Python uses the EqualFrequencyDiscretiser, EqualWidthDiscretiser, and DecisionTreeDiscretiser functions of Feature engine for data splitting processing
Preparation work:
Before using the Feature engine library, it needs to be installed first. You can install through the pip command:
pip install feature_engine
Dependent class libraries:
In this example, in addition to the Feature engine library, the Pandas library and Numpy library need to be introduced to handle data and array operations.
Data sample:
To demonstrate the process of data boxing, we use an example dataset. Suppose we have a dataset containing customer credit scores, which includes two variables: 'Age' and 'Income'.
The complete Python code is as follows:
python
import pandas as pd
from feature_engine.discretisers import EqualFrequencyDiscretiser, EqualWidthDiscretiser, DecisionTreeDiscretiser
#Create sample data
data = {'Age': [22, 32, 45, 21, 53, 29, 43, 26, 37, 65],
'Income': [50000, 75000, 100000, 40000, 120000, 60000, 90000, 55000, 80000, 150000]}
df = pd.DataFrame(data)
#Use EqualFrequencyDiscretiser to split boxes
eq_freq_discretiser = EqualFrequencyDiscretiser(q=5, variables=['Age', 'Income'])
df_eq_freq = eq_freq_discretiser.fit_transform(df)
#Use EqualWidthDiscretiser to split boxes
eq_width_discretiser = EqualWidthDiscretiser(bins=3, variables=['Age', 'Income'])
df_eq_width = eq_width_discretiser.fit_transform(df)
#Using DecisionTreeDiscretiser to split boxes
dt_discretiser = DecisionTreeDiscretiser(cv=3, scoring='accuracy', variables=['Age', 'Income'])

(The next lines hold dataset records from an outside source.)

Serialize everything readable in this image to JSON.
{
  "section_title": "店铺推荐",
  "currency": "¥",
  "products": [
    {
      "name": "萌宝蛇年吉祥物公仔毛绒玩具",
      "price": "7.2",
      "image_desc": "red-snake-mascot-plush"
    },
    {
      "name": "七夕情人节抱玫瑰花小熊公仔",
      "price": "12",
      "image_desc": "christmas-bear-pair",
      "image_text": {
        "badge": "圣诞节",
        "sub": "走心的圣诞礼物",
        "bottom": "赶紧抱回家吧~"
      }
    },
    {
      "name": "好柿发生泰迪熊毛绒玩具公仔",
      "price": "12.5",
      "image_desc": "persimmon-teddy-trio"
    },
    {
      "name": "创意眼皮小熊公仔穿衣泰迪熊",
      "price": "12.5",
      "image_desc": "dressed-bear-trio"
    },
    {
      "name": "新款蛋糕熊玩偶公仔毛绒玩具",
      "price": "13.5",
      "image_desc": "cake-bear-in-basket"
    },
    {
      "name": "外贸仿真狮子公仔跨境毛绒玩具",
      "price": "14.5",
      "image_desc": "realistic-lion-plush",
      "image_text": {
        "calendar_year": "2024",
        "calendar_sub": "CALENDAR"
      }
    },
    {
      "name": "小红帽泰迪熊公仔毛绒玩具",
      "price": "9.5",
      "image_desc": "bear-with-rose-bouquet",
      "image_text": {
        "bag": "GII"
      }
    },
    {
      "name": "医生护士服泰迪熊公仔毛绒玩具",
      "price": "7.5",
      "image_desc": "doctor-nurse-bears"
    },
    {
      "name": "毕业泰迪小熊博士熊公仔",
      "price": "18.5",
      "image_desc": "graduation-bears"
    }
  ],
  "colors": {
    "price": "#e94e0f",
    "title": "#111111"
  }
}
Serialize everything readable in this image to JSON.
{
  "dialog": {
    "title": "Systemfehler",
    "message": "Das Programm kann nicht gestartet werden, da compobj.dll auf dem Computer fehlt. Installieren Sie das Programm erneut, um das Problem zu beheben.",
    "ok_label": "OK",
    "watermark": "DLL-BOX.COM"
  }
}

df_dt = dt_discretiser.fit_transform(df)
#Print the results after unpacking
print("Equal Frequency Discretisation:
", df_eq_freq)
print("
Equal Width Discretisation:
", df_eq_width)
print("
Decision Tree Discretisation:
", df_dt)
The output results are as follows:
Equal Frequency Discretisation:
Age Income
0 1.0 1.0
1 2.0 2.0
2 3.0 3.0
3 1.0 1.0
4 4.0 3.0
5 2.0 1.0
6 3.0 2.0
7 2.0 1.0
8 3.0 2.0
9 4.0 3.0
Equal Width Discretisation:
Age Income
0 1.0 1.0
1 2.0 1.0
2 2.0 1.0
3 1.0 1.0
4 3.0 1.0
5 1.0 1.0
6 2.0 1.0
7 1.0 1.0
8 2.0 1.0
9 3.0 1.0
Decision Tree Discretisation:
Age Income
0 1.0 1.0
1 2.0 2.0
2 3.0 2.0
3 1.0 1.0
4 3.0 3.0
5 2.0 2.0
6 3.0 3.0
7 2.0 2.0
8 2.0 2.0
9 3.0 3.0
Summary:
In this example, we demonstrated how to use the EqualFrequencyDiscretiser, EqualWidthDiscretiser, and DecisionTreeDiscretiser functions in the Feature engine library to split data. These functions can Discretization data according to different box splitting methods, and are applicable to different data types and analysis requirements. Finally, we will print out the results after packaging for reference.